For now, I've committed 0001 and 0002. I intend to commit the others soon.

--
Nathan Bossart
Amazon Web Services: https://aws.amazon.com

#32Tom Lane
tgl@sss.pgh.pa.us
In reply to: Nathan Bossart (#31)
Re: Inefficiency in parallel pg_restore with many tables

Nathan Bossart <nathandbossart@gmail.com> writes:

For now, I've committed 0001 and 0002. I intend to commit the others soon.

bowerbird is unhappy with this. I suppose you missed out updating
the src/tools/msvc/ scripts. (Weren't we about ready to nuke those?)

regards, tom lane

#33Nathan Bossart
nathandbossart@gmail.com
In reply to: Tom Lane (#32)
Re: Inefficiency in parallel pg_restore with many tables

On Mon, Sep 18, 2023 at 09:23:20PM -0400, Tom Lane wrote:

Nathan Bossart <nathandbossart@gmail.com> writes:

For now, I've committed 0001 and 0002. I intend to commit the others soon.

bowerbird is unhappy with this. I suppose you missed out updating
the src/tools/msvc/ scripts. (Weren't we about ready to nuke those?)

I saw that and have attempted to fix it with 83223f5. I'm still waiting
for an MSVC animal to report back.

--
Nathan Bossart
Amazon Web Services: https://aws.amazon.com

#34Michael Paquier
michael@paquier.xyz
In reply to: Tom Lane (#32)
Re: Inefficiency in parallel pg_restore with many tables

On Mon, Sep 18, 2023 at 09:23:20PM -0400, Tom Lane wrote:

bowerbird is unhappy with this. I suppose you missed out updating
the src/tools/msvc/ scripts.
(Weren't we about ready to nuke those?)

hamerkop seems to be the only buildfarm member that would complain if
these were to be gone today, on top of bowerbird, of course.
--
Michael

#35Tom Lane
tgl@sss.pgh.pa.us
In reply to: Nathan Bossart (#33)
Re: Inefficiency in parallel pg_restore with many tables

Nathan Bossart <nathandbossart@gmail.com> writes:

On Mon, Sep 18, 2023 at 09:23:20PM -0400, Tom Lane wrote:

bowerbird is unhappy with this. I suppose you missed out updating
the src/tools/msvc/ scripts. (Weren't we about ready to nuke those?)

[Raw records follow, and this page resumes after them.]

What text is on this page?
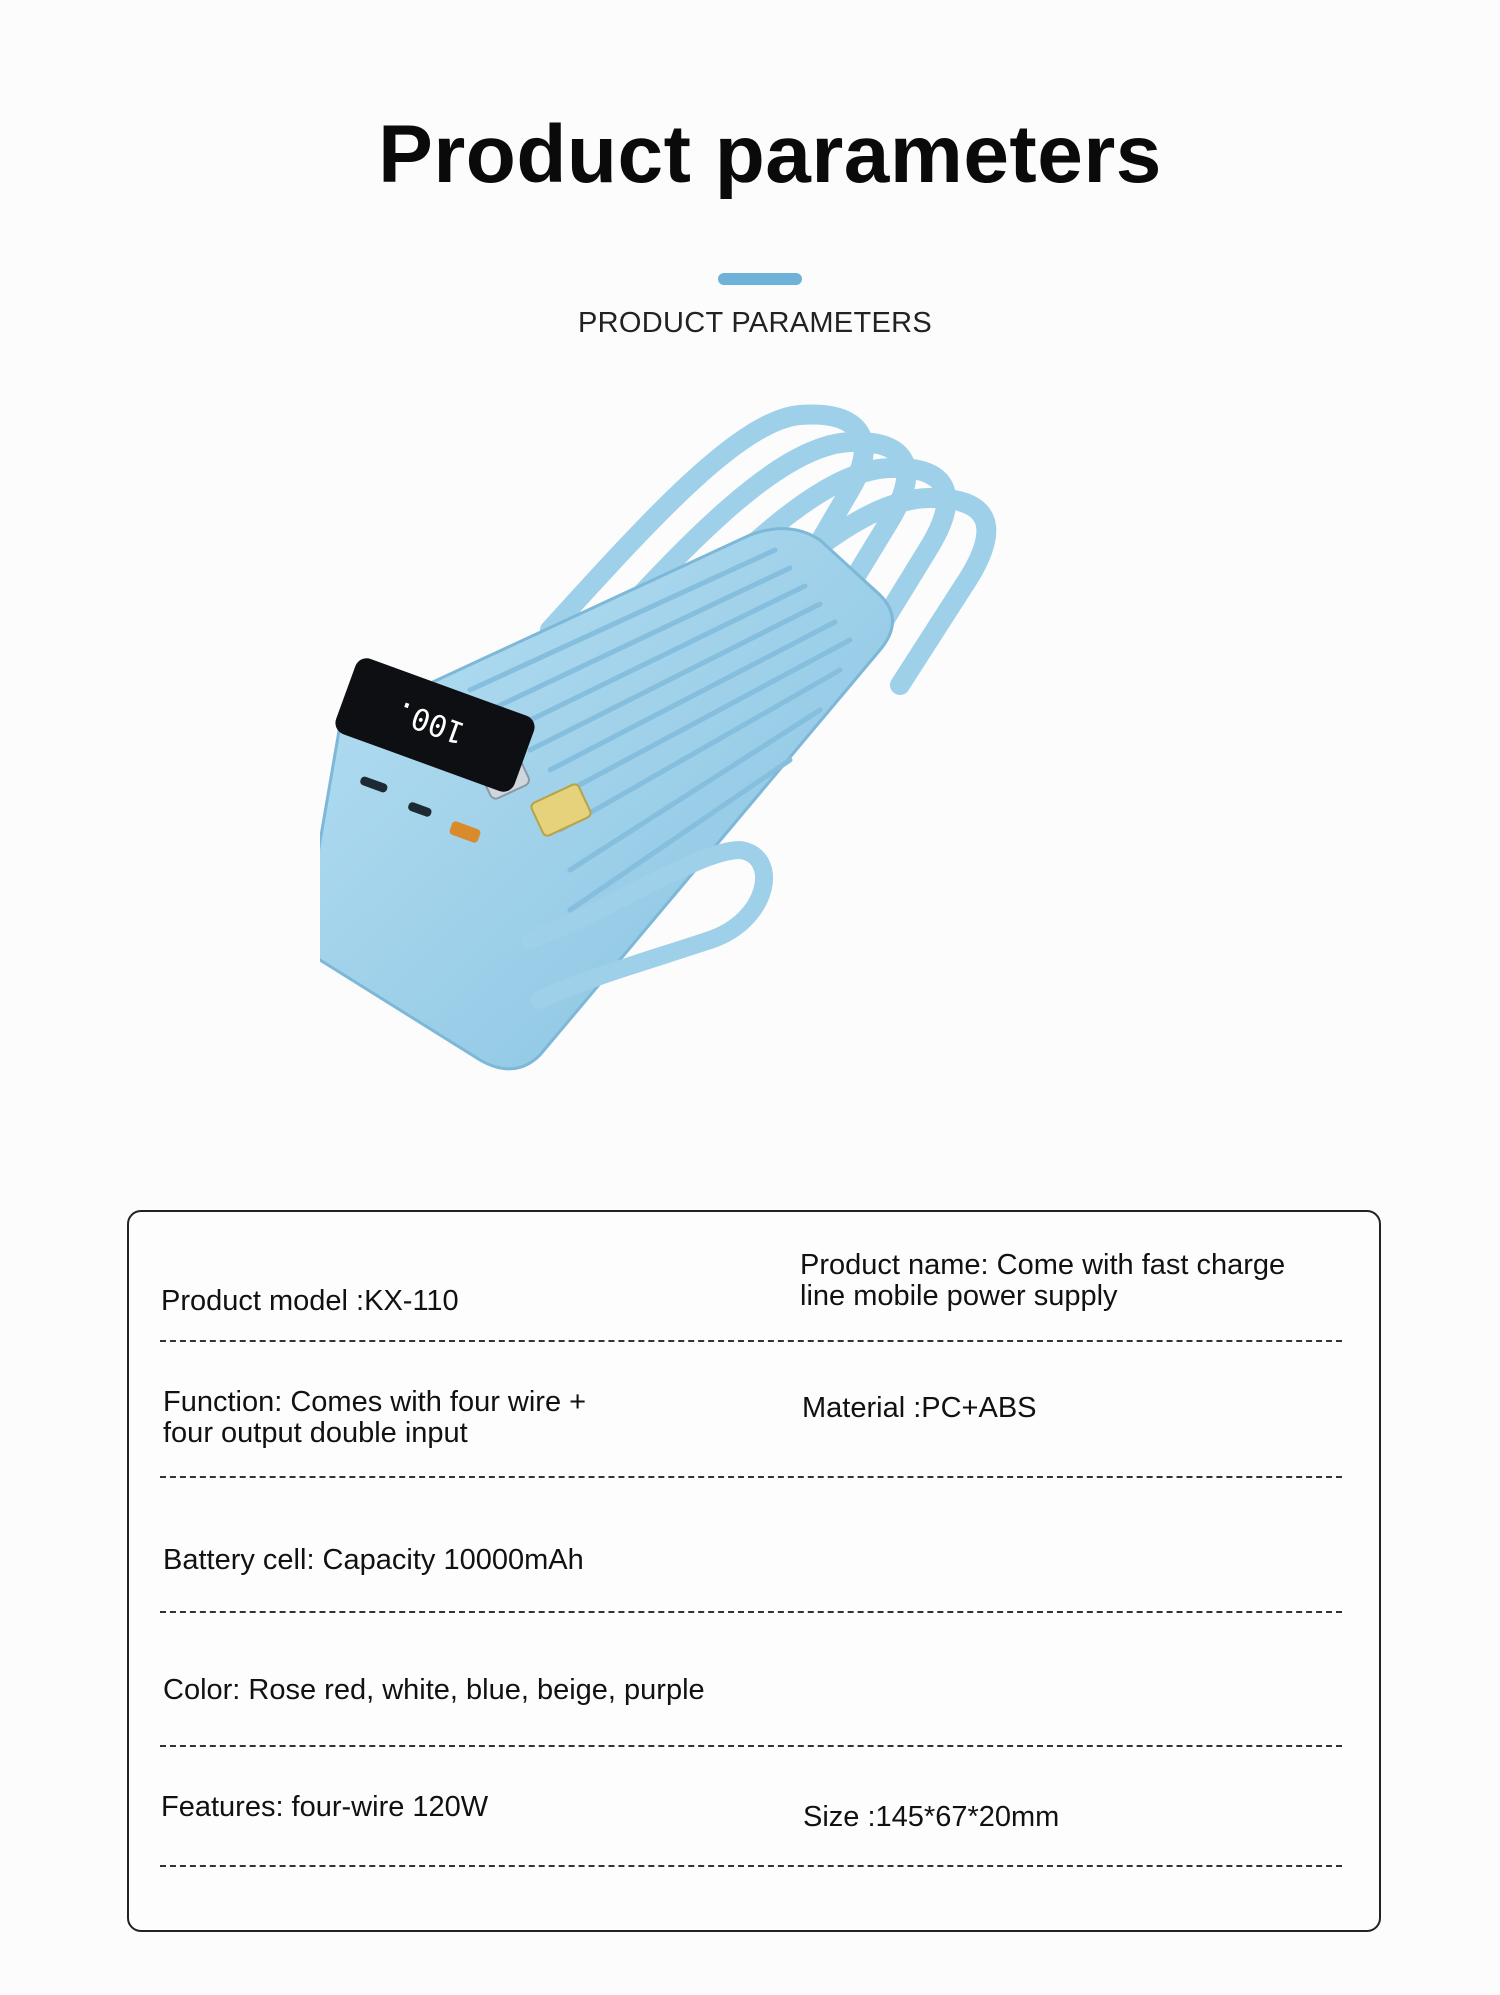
Product parameters
PRODUCT PARAMETERS
100.
Product model :KX-110
Product name: Come with fast charge
line mobile power supply
Function: Comes with four wire +
four output double input
Material :PC+ABS
Battery cell: Capacity 10000mAh
Color: Rose red, white, blue, beige, purple
Features: four-wire 120W	Size :145*67*20mm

I saw that and have attempted to fix it with 83223f5.

Ah, right, sorry for the noise.

But in any case, how long are we keeping src/tools/msvc/ ?

regards, tom lane

#36Nathan Bossart
nathandbossart@gmail.com
In reply to: Tom Lane (#35)
Re: Inefficiency in parallel pg_restore with many tables

On Mon, Sep 18, 2023 at 09:36:03PM -0400, Tom Lane wrote:

But in any case, how long are we keeping src/tools/msvc/ ?

From a skim of [0]/messages/by-id/20230408191007.7lysd42euafwl74f@awork3.anarazel.de, it seems like it could be removed now. I see a couple
of work-in-progress patches from Andres [1]https://github.com/anarazel/postgres/commits/drop-homegrown-msvc that would probably serve as a
good starting point. I won't have much time for this for the next few
weeks, so if someone else wants to pick it up, please feel free.

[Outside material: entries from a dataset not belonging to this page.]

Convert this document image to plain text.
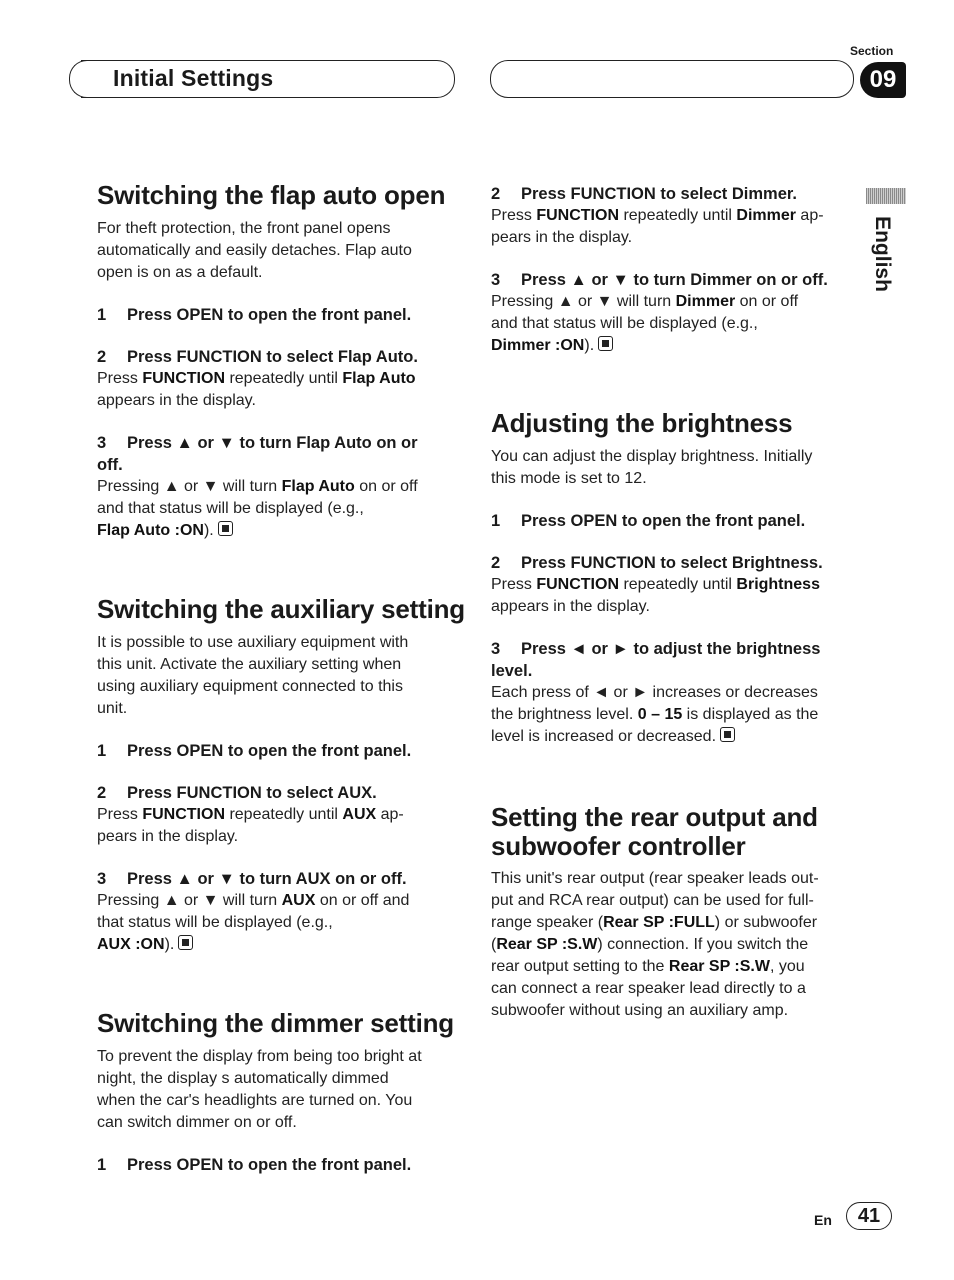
Initial Settings
Section
09
English
Switching the flap auto open

For theft protection, the front panel opens

automatically and easily detaches. Flap auto

open is on as a default.

1 Press OPEN to open the front panel.

2 Press FUNCTION to select Flap Auto.

Press FUNCTION repeatedly until Flap Auto

appears in the display.

3 Press ▲ or ▼ to turn Flap Auto on or

off.

Pressing ▲ or ▼ will turn Flap Auto on or off

and that status will be displayed (e.g.,

Flap Auto :ON).

Switching the auxiliary setting

It is possible to use auxiliary equipment with

this unit. Activate the auxiliary setting when

using auxiliary equipment connected to this

unit.

1 Press OPEN to open the front panel.

2 Press FUNCTION to select AUX.

Press FUNCTION repeatedly until AUX ap-

pears in the display.

3 Press ▲ or ▼ to turn AUX on or off.

Pressing ▲ or ▼ will turn AUX on or off and

that status will be displayed (e.g.,

AUX :ON).

Switching the dimmer setting

To prevent the display from being too bright at

night, the display s automatically dimmed

when the car's headlights are turned on. You

can switch dimmer on or off.

1 Press OPEN to open the front panel.

2 Press FUNCTION to select Dimmer.

Press FUNCTION repeatedly until Dimmer ap-

pears in the display.

3 Press ▲ or ▼ to turn Dimmer on or off.

Pressing ▲ or ▼ will turn Dimmer on or off

and that status will be displayed (e.g.,

Dimmer :ON).

Adjusting the brightness

You can adjust the display brightness. Initially

this mode is set to 12.

1 Press OPEN to open the front panel.

2 Press FUNCTION to select Brightness.

Press FUNCTION repeatedly until Brightness

appears in the display.

3 Press ◄ or ► to adjust the brightness

level.

Each press of ◄ or ► increases or decreases

the brightness level. 0 – 15 is displayed as the

level is increased or decreased.

Setting the rear output and
subwoofer controller

This unit's rear output (rear speaker leads out-

put and RCA rear output) can be used for full-

range speaker (Rear SP :FULL) or subwoofer

(Rear SP :S.W) connection. If you switch the

rear output setting to the Rear SP :S.W, you

can connect a rear speaker lead directly to a

subwoofer without using an auxiliary amp.

En	41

[0]: /messages/by-id/20230408191007.7lysd42euafwl74f@awork3.anarazel.de
[1]: https://github.com/anarazel/postgres/commits/drop-homegrown-msvc

--
Nathan Bossart
Amazon Web Services: https://aws.amazon.com

#37Nathan Bossart
nathandbossart@gmail.com
In reply to: Nathan Bossart (#31)
Re: Inefficiency in parallel pg_restore with many tables

On Mon, Sep 18, 2023 at 02:22:32PM -0700, Nathan Bossart wrote:

For now, I've committed 0001 and 0002. I intend to commit the others soon.

I've committed the rest of the patches.

--
Nathan Bossart
Amazon Web Services: https://aws.amazon.com